Logo Questions Linux Laravel Mysql Ubuntu Git Menu
 

Same random numbers in C++ as computed by Python3 numpy.random.rand

Tags:

c++

python

random

I would like to duplicate in C++ the testing for some code that has already been implemented in Python3 which relies on numpy.random.rand and randn values and a specific seed (e.g., seed = 1).

I understand that Python's random implementation is based on a Mersenne twister. The C++ standard library also supplies this in std::mersenne_twister_engine.

The C++ version returns an unsigned int, whereas Python rand is a floating point value.

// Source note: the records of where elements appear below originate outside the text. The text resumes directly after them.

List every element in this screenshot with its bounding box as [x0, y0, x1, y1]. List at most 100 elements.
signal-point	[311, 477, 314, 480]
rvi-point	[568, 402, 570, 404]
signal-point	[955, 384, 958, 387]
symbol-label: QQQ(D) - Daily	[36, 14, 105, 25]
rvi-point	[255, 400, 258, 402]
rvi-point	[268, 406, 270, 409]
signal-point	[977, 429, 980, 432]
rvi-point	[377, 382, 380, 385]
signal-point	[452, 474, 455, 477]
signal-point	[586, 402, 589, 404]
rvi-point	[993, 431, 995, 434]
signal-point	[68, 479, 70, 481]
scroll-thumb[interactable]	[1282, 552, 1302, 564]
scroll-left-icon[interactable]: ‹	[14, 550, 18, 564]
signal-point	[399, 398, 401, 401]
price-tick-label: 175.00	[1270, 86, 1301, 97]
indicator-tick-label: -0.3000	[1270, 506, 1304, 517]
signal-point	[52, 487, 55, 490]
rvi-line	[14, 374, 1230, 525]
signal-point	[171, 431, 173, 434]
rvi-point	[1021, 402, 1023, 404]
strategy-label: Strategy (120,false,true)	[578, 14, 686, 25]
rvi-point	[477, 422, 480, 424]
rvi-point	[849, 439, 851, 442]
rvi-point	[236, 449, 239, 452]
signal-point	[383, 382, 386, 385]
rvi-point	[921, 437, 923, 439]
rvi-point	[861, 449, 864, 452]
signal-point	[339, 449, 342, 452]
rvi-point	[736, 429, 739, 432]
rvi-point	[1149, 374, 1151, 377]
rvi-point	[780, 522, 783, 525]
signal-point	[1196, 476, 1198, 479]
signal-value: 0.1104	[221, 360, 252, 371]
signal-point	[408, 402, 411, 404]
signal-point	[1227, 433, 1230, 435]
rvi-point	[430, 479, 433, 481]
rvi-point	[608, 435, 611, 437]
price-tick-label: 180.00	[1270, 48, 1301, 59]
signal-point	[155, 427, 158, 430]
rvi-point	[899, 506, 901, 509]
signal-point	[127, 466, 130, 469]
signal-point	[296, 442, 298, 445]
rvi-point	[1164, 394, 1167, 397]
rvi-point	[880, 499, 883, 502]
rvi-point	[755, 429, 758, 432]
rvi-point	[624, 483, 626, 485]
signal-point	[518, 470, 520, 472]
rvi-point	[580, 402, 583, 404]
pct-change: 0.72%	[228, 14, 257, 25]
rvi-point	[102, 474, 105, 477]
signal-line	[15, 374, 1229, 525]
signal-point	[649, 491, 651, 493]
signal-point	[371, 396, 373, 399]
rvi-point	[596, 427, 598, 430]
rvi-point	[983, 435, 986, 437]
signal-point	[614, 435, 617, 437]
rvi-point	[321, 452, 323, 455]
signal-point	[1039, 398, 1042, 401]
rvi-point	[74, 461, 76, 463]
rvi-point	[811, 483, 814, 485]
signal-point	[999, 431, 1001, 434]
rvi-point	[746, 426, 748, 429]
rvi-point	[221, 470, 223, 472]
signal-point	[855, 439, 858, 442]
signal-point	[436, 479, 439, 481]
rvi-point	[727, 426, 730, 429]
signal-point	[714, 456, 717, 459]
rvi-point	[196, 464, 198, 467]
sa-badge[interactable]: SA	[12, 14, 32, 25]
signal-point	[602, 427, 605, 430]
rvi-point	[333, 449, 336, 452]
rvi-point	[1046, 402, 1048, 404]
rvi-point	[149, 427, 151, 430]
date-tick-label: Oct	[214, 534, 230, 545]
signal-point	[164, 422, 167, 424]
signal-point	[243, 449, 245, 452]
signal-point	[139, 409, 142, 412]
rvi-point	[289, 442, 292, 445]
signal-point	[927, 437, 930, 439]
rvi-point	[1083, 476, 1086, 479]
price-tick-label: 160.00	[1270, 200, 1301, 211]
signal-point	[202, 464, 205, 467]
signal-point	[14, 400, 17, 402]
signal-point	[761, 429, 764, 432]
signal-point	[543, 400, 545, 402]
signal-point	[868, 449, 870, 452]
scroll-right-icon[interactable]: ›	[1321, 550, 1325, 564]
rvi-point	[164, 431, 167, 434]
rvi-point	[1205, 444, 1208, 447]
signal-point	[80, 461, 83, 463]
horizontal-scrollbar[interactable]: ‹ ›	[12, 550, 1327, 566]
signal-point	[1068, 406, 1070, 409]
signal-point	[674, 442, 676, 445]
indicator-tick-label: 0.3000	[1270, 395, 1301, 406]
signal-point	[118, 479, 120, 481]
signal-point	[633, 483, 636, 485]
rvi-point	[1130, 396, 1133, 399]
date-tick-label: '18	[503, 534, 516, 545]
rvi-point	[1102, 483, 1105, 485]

Is there a way to obtain the same values in C++ as are generated in Python, and be sure that they are the same? And the same for an array generated by randn ?

like image 295
Madeleine P. Vincent Avatar asked Jan 24 '21 14:01

Madeleine P. Vincent


2 Answers

You can do it this way for integer values:

import numpy as np

np.random.seed(12345)
print(np.random.randint(256**4, dtype='<u4', size=1)[0])
#include <iostream>
#include <random>

int main()
{
    std::mt19937 e2(12345);
    std::cout << e2() << std::endl;
}

The result of both snippets is 3992670690


By looking at source code of rand you can implement it in your C++ code this way:

import numpy as np

np.random.seed(12345)
print(np.random.rand())
#include <iostream>
#include <iomanip>
#include <random>

int main()
{
    std::mt19937 e2(12345);
    int a = e2() >> 5;
    int b = e2() >> 6;
    double value = (a * 67108864.0 + b) / 9007199254740992.0;
    std::cout << std::fixed << std::setprecision(16) << value << std::endl;
}

Both random values are 0.9296160928171479


It would be convenient to use std::generate_canonical, but it uses another method to convert the output of Mersenne twister to double. The reason they differ is likely that generate_canonical is more optimized than the random generator used in NumPy, as it avoids costly floating point operations, especially multiplication and division, as seen in source code. However it seems to be implementation dependent, while NumPy produces the same result on all platforms.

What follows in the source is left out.